Chris Burden, the American sculptor and pioneering performance artist, has died from cancer at the age of 69, his art dealer, Larry Gagosian, has confirmed.
Burden died in the early hours of Sunday morning at his home in Topanga Canyon, California, the LA Times reported. His friend, the art curator Paul Schimmel, said Burden had been diagnosed with malignant melanoma 18 months ago but had only told a few close family members and friends.
The Los Angeles County Museum of Art, whose plaza is filled with the 202 steel lamps of Burden’s 2008 sculpture Urban Light, tweeted its sadness at the news. His impact on art and on the city had been “profound”, the museum said.
Born in Boston in 1946, Burden moved to the west coast to study fine art and architecture, first as an undergraduate at Pomona College and later at the University of California Irvine, where he was taught by Robert Irwin, among others.
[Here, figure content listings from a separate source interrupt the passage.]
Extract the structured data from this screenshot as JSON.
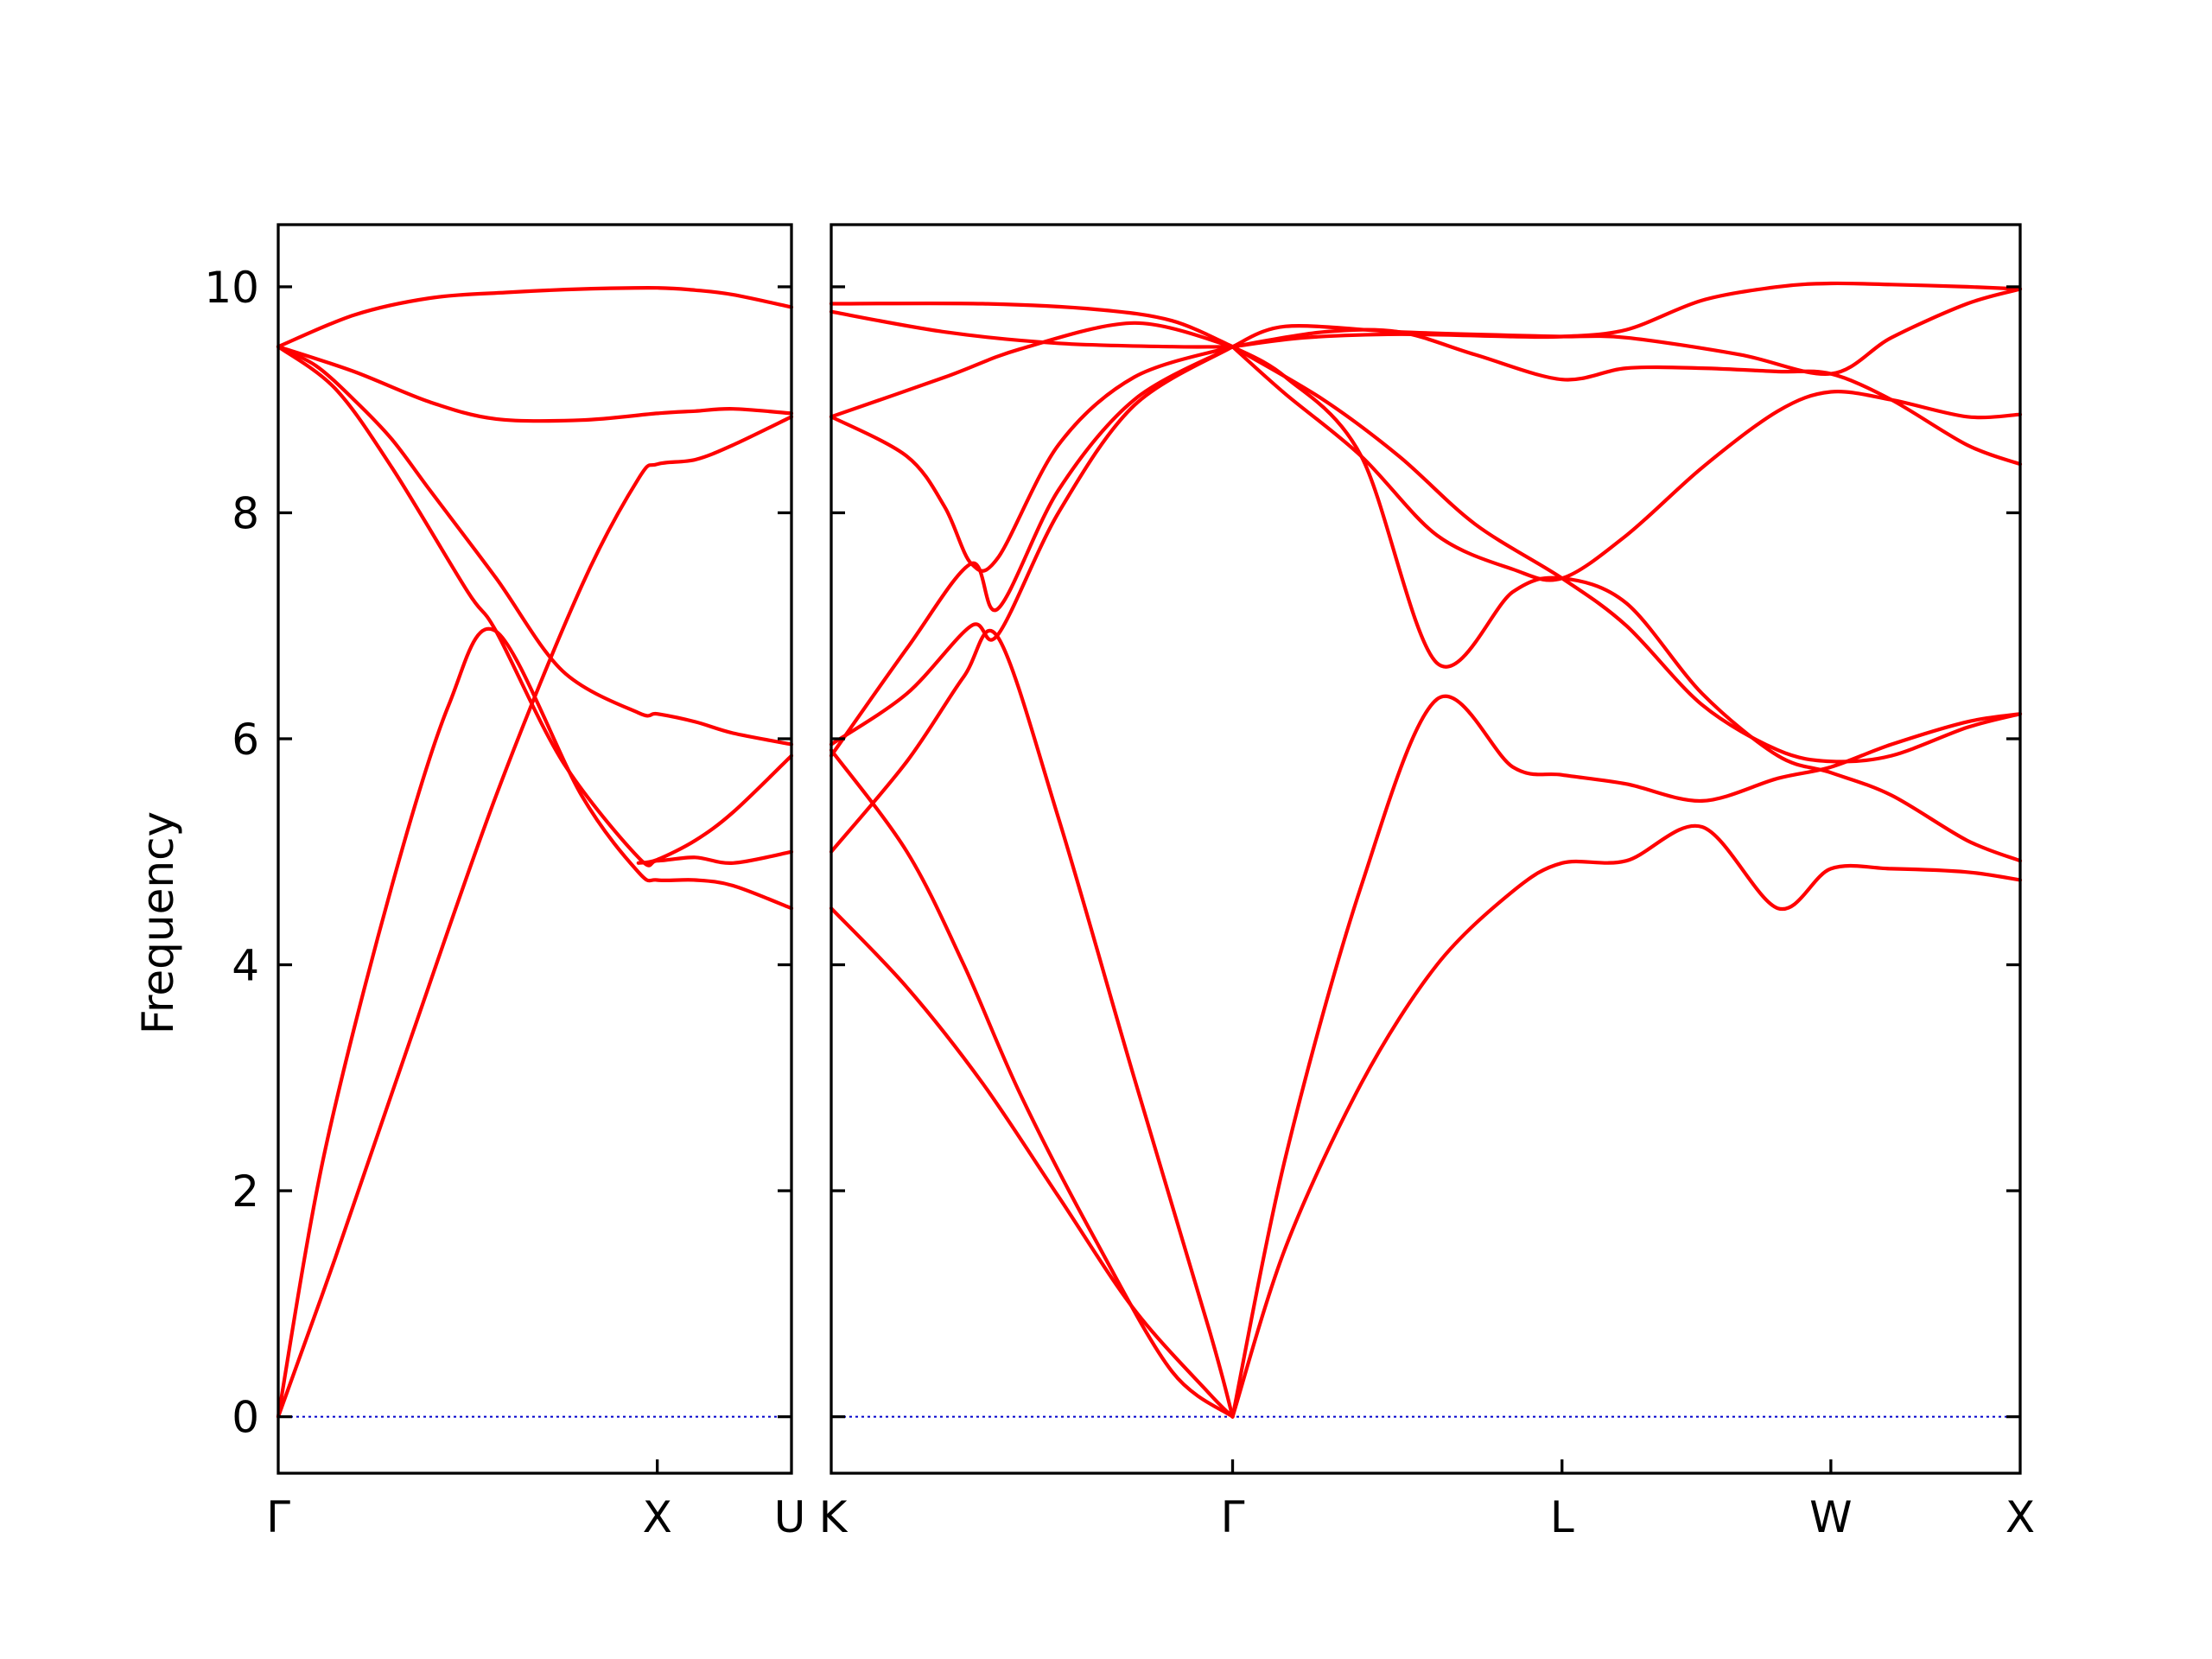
{
  "chart_data": {
    "type": "line",
    "ylabel": "Frequency",
    "ylim": [
      -0.5,
      10.55
    ],
    "yticks": [
      0,
      2,
      4,
      6,
      8,
      10
    ],
    "grid": false,
    "colors": {
      "bands": "#ff0000",
      "zero_line": "#0000cc",
      "axes": "#000000"
    },
    "panels": [
      {
        "xticks": [
          {
            "label": "Γ",
            "x": 0.0
          },
          {
            "label": "X",
            "x": 1.0
          },
          {
            "label": "U",
            "x": 1.354
          }
        ],
        "xlim": [
          0.0,
          1.354
        ],
        "series": [
          {
            "x": [
              0,
              0.15,
              0.35,
              0.575,
              0.8,
              0.95,
              1.0,
              1.1,
              1.2,
              1.354
            ],
            "y": [
              0,
              1.4,
              3.35,
              5.5,
              7.35,
              8.3,
              8.43,
              8.47,
              8.6,
              8.85
            ]
          },
          {
            "x": [
              0,
              0.12,
              0.3,
              0.45,
              0.575,
              0.8,
              0.95,
              1.0,
              1.1,
              1.2,
              1.354
            ],
            "y": [
              0,
              2.3,
              4.7,
              6.3,
              6.95,
              5.5,
              4.82,
              4.75,
              4.75,
              4.7,
              4.5
            ]
          },
          {
            "x": [
              0,
              0.15,
              0.3,
              0.5,
              0.575,
              0.75,
              0.95,
              1.0,
              1.1,
              1.2,
              1.354
            ],
            "y": [
              9.47,
              9.1,
              8.4,
              7.3,
              6.95,
              5.8,
              4.95,
              4.92,
              4.95,
              4.9,
              5.0
            ]
          },
          {
            "x": [
              0,
              0.1,
              0.2,
              0.3,
              0.4,
              0.575,
              0.75,
              0.95,
              1.0,
              1.1,
              1.2,
              1.354
            ],
            "y": [
              9.47,
              9.3,
              9.0,
              8.65,
              8.2,
              7.42,
              6.6,
              6.23,
              6.22,
              6.15,
              6.05,
              5.95
            ]
          },
          {
            "x": [
              0,
              0.2,
              0.4,
              0.575,
              0.8,
              1.0,
              1.1,
              1.2,
              1.354
            ],
            "y": [
              9.47,
              9.25,
              8.98,
              8.83,
              8.82,
              8.88,
              8.9,
              8.92,
              8.88
            ]
          },
          {
            "x": [
              0,
              0.2,
              0.4,
              0.6,
              0.8,
              1.0,
              1.1,
              1.2,
              1.354
            ],
            "y": [
              9.47,
              9.75,
              9.9,
              9.95,
              9.98,
              9.99,
              9.97,
              9.93,
              9.82
            ]
          },
          {
            "x": [
              0.95,
              1.0,
              1.1,
              1.2,
              1.354
            ],
            "y": [
              4.9,
              4.93,
              5.1,
              5.35,
              5.85
            ]
          }
        ]
      },
      {
        "xticks": [
          {
            "label": "K",
            "x": 0.0
          },
          {
            "label": "Γ",
            "x": 1.06
          },
          {
            "label": "L",
            "x": 1.93
          },
          {
            "label": "W",
            "x": 2.64
          },
          {
            "label": "X",
            "x": 3.14
          }
        ],
        "xlim": [
          0.0,
          3.14
        ],
        "series": [
          {
            "x": [
              0,
              0.2,
              0.4,
              0.6,
              0.8,
              1.0,
              1.06
            ],
            "y": [
              4.5,
              3.8,
              2.95,
              1.95,
              0.95,
              0.2,
              0
            ]
          },
          {
            "x": [
              0,
              0.2,
              0.35,
              0.5,
              0.7,
              0.9,
              1.06
            ],
            "y": [
              5.9,
              5.0,
              4.0,
              2.85,
              1.55,
              0.4,
              0
            ]
          },
          {
            "x": [
              0,
              0.2,
              0.35,
              0.44,
              0.6,
              0.8,
              1.0,
              1.06
            ],
            "y": [
              5.0,
              5.8,
              6.55,
              6.9,
              5.3,
              3.0,
              0.75,
              0
            ]
          },
          {
            "x": [
              0,
              0.2,
              0.37,
              0.44,
              0.6,
              0.8,
              1.06
            ],
            "y": [
              5.95,
              6.4,
              7.0,
              6.92,
              8.0,
              8.95,
              9.47
            ]
          },
          {
            "x": [
              0,
              0.2,
              0.37,
              0.44,
              0.6,
              0.8,
              1.06
            ],
            "y": [
              5.85,
              6.8,
              7.55,
              7.15,
              8.2,
              9.0,
              9.47
            ]
          },
          {
            "x": [
              0,
              0.2,
              0.3,
              0.37,
              0.44,
              0.6,
              0.8,
              1.06
            ],
            "y": [
              8.85,
              8.5,
              8.05,
              7.55,
              7.6,
              8.6,
              9.2,
              9.47
            ]
          },
          {
            "x": [
              0,
              0.3,
              0.5,
              0.8,
              1.06
            ],
            "y": [
              8.85,
              9.2,
              9.45,
              9.68,
              9.47
            ]
          },
          {
            "x": [
              0,
              0.3,
              0.6,
              0.9,
              1.06
            ],
            "y": [
              9.78,
              9.6,
              9.5,
              9.47,
              9.47
            ]
          },
          {
            "x": [
              0,
              0.4,
              0.7,
              0.9,
              1.06
            ],
            "y": [
              9.85,
              9.85,
              9.8,
              9.7,
              9.47
            ]
          },
          {
            "x": [
              1.06,
              1.2,
              1.4,
              1.6,
              1.8,
              1.93,
              2.1,
              2.3,
              2.5,
              2.64,
              2.8,
              3.0,
              3.14
            ],
            "y": [
              0,
              1.5,
              2.95,
              4.0,
              4.65,
              4.9,
              4.92,
              5.22,
              4.5,
              4.85,
              4.85,
              4.82,
              4.75
            ]
          },
          {
            "x": [
              1.06,
              1.2,
              1.4,
              1.6,
              1.8,
              1.93,
              2.1,
              2.3,
              2.5,
              2.64,
              2.8,
              3.0,
              3.14
            ],
            "y": [
              0,
              2.3,
              4.7,
              6.35,
              5.75,
              5.68,
              5.6,
              5.45,
              5.65,
              5.75,
              5.95,
              6.15,
              6.22
            ]
          },
          {
            "x": [
              1.06,
              1.2,
              1.4,
              1.6,
              1.8,
              1.93,
              2.1,
              2.3,
              2.5,
              2.64,
              2.8,
              3.0,
              3.14
            ],
            "y": [
              9.47,
              9.2,
              8.5,
              6.67,
              7.3,
              7.42,
              7.2,
              6.4,
              5.85,
              5.7,
              5.5,
              5.1,
              4.92
            ]
          },
          {
            "x": [
              1.06,
              1.3,
              1.5,
              1.7,
              1.93,
              2.1,
              2.3,
              2.5,
              2.64,
              2.8,
              3.0,
              3.14
            ],
            "y": [
              9.47,
              9.0,
              8.5,
              7.9,
              7.42,
              7.0,
              6.3,
              5.9,
              5.8,
              5.85,
              6.1,
              6.22
            ]
          },
          {
            "x": [
              1.06,
              1.2,
              1.4,
              1.6,
              1.8,
              1.93,
              2.1,
              2.3,
              2.5,
              2.64,
              2.8,
              3.0,
              3.14
            ],
            "y": [
              9.47,
              9.05,
              8.5,
              7.8,
              7.5,
              7.42,
              7.8,
              8.4,
              8.9,
              9.07,
              9.0,
              8.85,
              8.87
            ]
          },
          {
            "x": [
              1.06,
              1.3,
              1.5,
              1.7,
              1.93,
              2.1,
              2.3,
              2.5,
              2.64,
              2.8,
              3.0,
              3.14
            ],
            "y": [
              9.47,
              9.6,
              9.6,
              9.4,
              9.18,
              9.28,
              9.28,
              9.25,
              9.23,
              9.0,
              8.6,
              8.43
            ]
          },
          {
            "x": [
              1.06,
              1.2,
              1.5,
              1.8,
              1.93,
              2.1,
              2.4,
              2.64,
              2.8,
              3.0,
              3.14
            ],
            "y": [
              9.47,
              9.65,
              9.6,
              9.57,
              9.56,
              9.55,
              9.4,
              9.23,
              9.55,
              9.85,
              9.98
            ]
          },
          {
            "x": [
              1.06,
              1.25,
              1.5,
              1.8,
              1.93,
              2.1,
              2.3,
              2.5,
              2.64,
              2.8,
              3.0,
              3.14
            ],
            "y": [
              9.47,
              9.55,
              9.58,
              9.56,
              9.56,
              9.62,
              9.88,
              10.0,
              10.03,
              10.02,
              10.0,
              9.98
            ]
          }
        ]
      }
    ]
  }
}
It was at UC Urvine that he became known for his challenging performance artworks, such as Five Day Locker Piece, his 1971 master’s thesis in which he locked himself inside a high-school locker that measured just 2ft by 2ft by 3ft.
Later that year Burden arranged to be filmed being shot in the arm by a friend with a .22 rifle. The subsequent grainy Super 8 footage, Shoot, gained him notoriety in the art world. He later became the first artist to be represented by Gagosian.
After making some 50 performance pieces throughout the 70s, Burden turned his hand to large-scale sculpture, influenced in part by his architectural training. In 2008 What My Dad Gave Me, a 65-foot skyscraper made from Erector set parts, was installed at New York’s Rockefeller Centre.
Gagosian, who has worked with Burden since 1978, told the Wall Street Journal: “I am sure that over time his singular vision will only become more resonant and grow in importance. He was every inch an artist, as tough and uncompromising as any I have ever met.”
Burden’s final sculpture will go on show at Lacma on 18 May. The museum tweeted on Sunday night that it was leaving the lamps of Urban Light on in his honour.